Ainsi annoncée de biais, par les instruments justes de notre syntaxe, c'est bien la tombe de Hegel qui est à la fin évoquée, dans un cimetière allemand paisible. Ce qui n'est pas dit, c'est que le philosophe, sans croix, y côtoie sa femme sous sa croix. Ce qui n'est pas dit non plus, c'est qu'il suffit de se retourner pour voir, à quelques pas, la tombe commune de Brecht et Helen Weigel, ensevelis sous un parterre de fleurs bleues, quand nous y passâmes. Non plus que ce cimetière-ci en jouxte un autre, par un petit passage : celui des huguenots français que la Prusse recueillit, en ses plaines ouvertes, à la révocation de l'Édit de Nantes.

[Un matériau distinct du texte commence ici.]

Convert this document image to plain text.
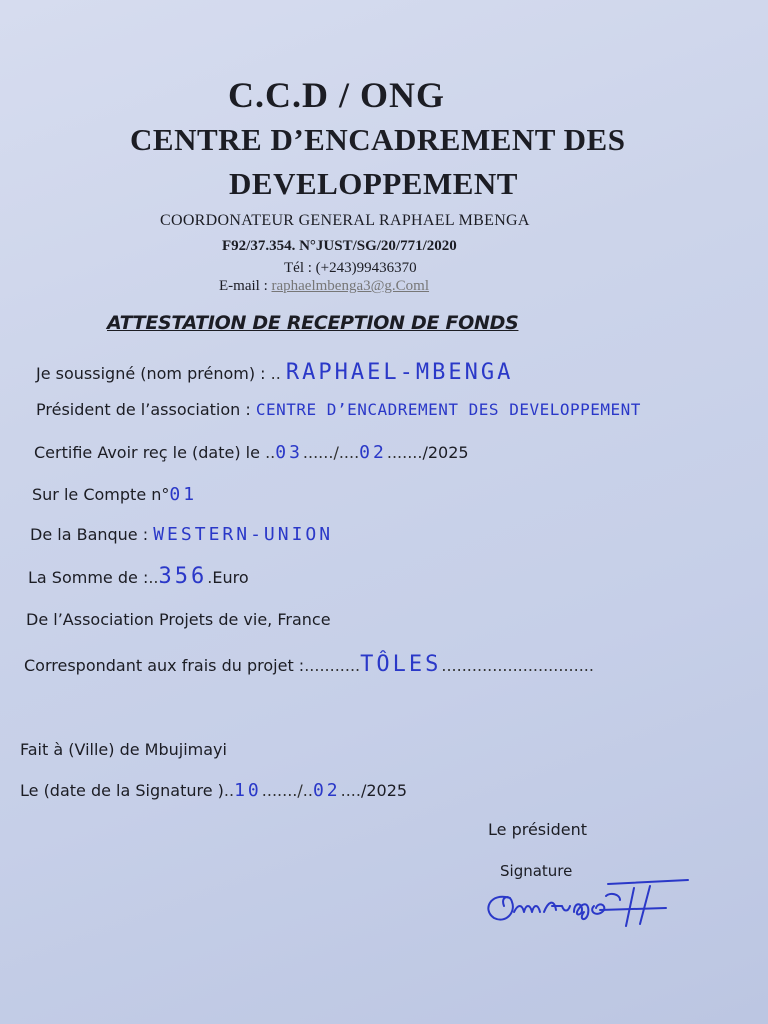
C.C.D / ONG
CENTRE D’ENCADREMENT DES
DEVELOPPEMENT
COORDONATEUR GENERAL RAPHAEL MBENGA
F92/37.354. N°JUST/SG/20/771/2020
Tél : (+243)99436370
E-mail : raphaelmbenga3@g.Coml
ATTESTATION DE RECEPTION DE FONDS
Je soussigné (nom prénom) : .. RAPHAEL-MBENGA
Président de l’association : CENTRE D’ENCADREMENT DES DEVELOPPEMENT
Certifie Avoir reç le (date) le ..03....../....02......./2025
Sur le Compte n°01
De la Banque : WESTERN-UNION
La Somme de :..356.Euro
De l’Association Projets de vie, France
Correspondant aux frais du projet :...........TÔLES..............................
Fait à (Ville) de Mbujimayi
Le (date de la Signature )..10......./..02..../2025
Le président
Signature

Négligeant la formule de Marx toujours inscrite au grand escalier de l'université Humboldt et selon laquelle « jusqu'ici les philosophes n'ont fait que contempler le monde, maintenant il s'agit de le transformer », l'Histoire n'entre ici, après 1989, que sous la forme abstraite de la raison dialectique, concrétisée en esprit dans la vie déchirée d'un fils.

Pierre Campion



[1] Voir Pierre Bergounioux, Carnet de notes 1991-2000, éd. Verdier, 2007, p. 384 et 385. Fin janvier 1994, pendant qu'il travaille à Miette, l'auteur signe les exemplaires de presse de La Toussaint. Ë l'égard de La Toussaint, il éprouve alors un vif déplaisir : « Ce livre, conçu en l'espace d'une matinée, en août 1992, s'est comme altéré sous mes yeux, par suite d'une insuffisance que je n'y avais pas décelée et qui a fait, en secret, son affreux office. »

[2] Deux « étrangers », entendons : deux écrivains, qui échappent à l'univers enfermé du fils, par le fait même d'écrire, par la volonté de penser les choses et par leur vie dans l'ailleurs, Paris, Amsterdam et Stockholm, Berlin et Iéna. Deux pères, par décision, selon l'esprit.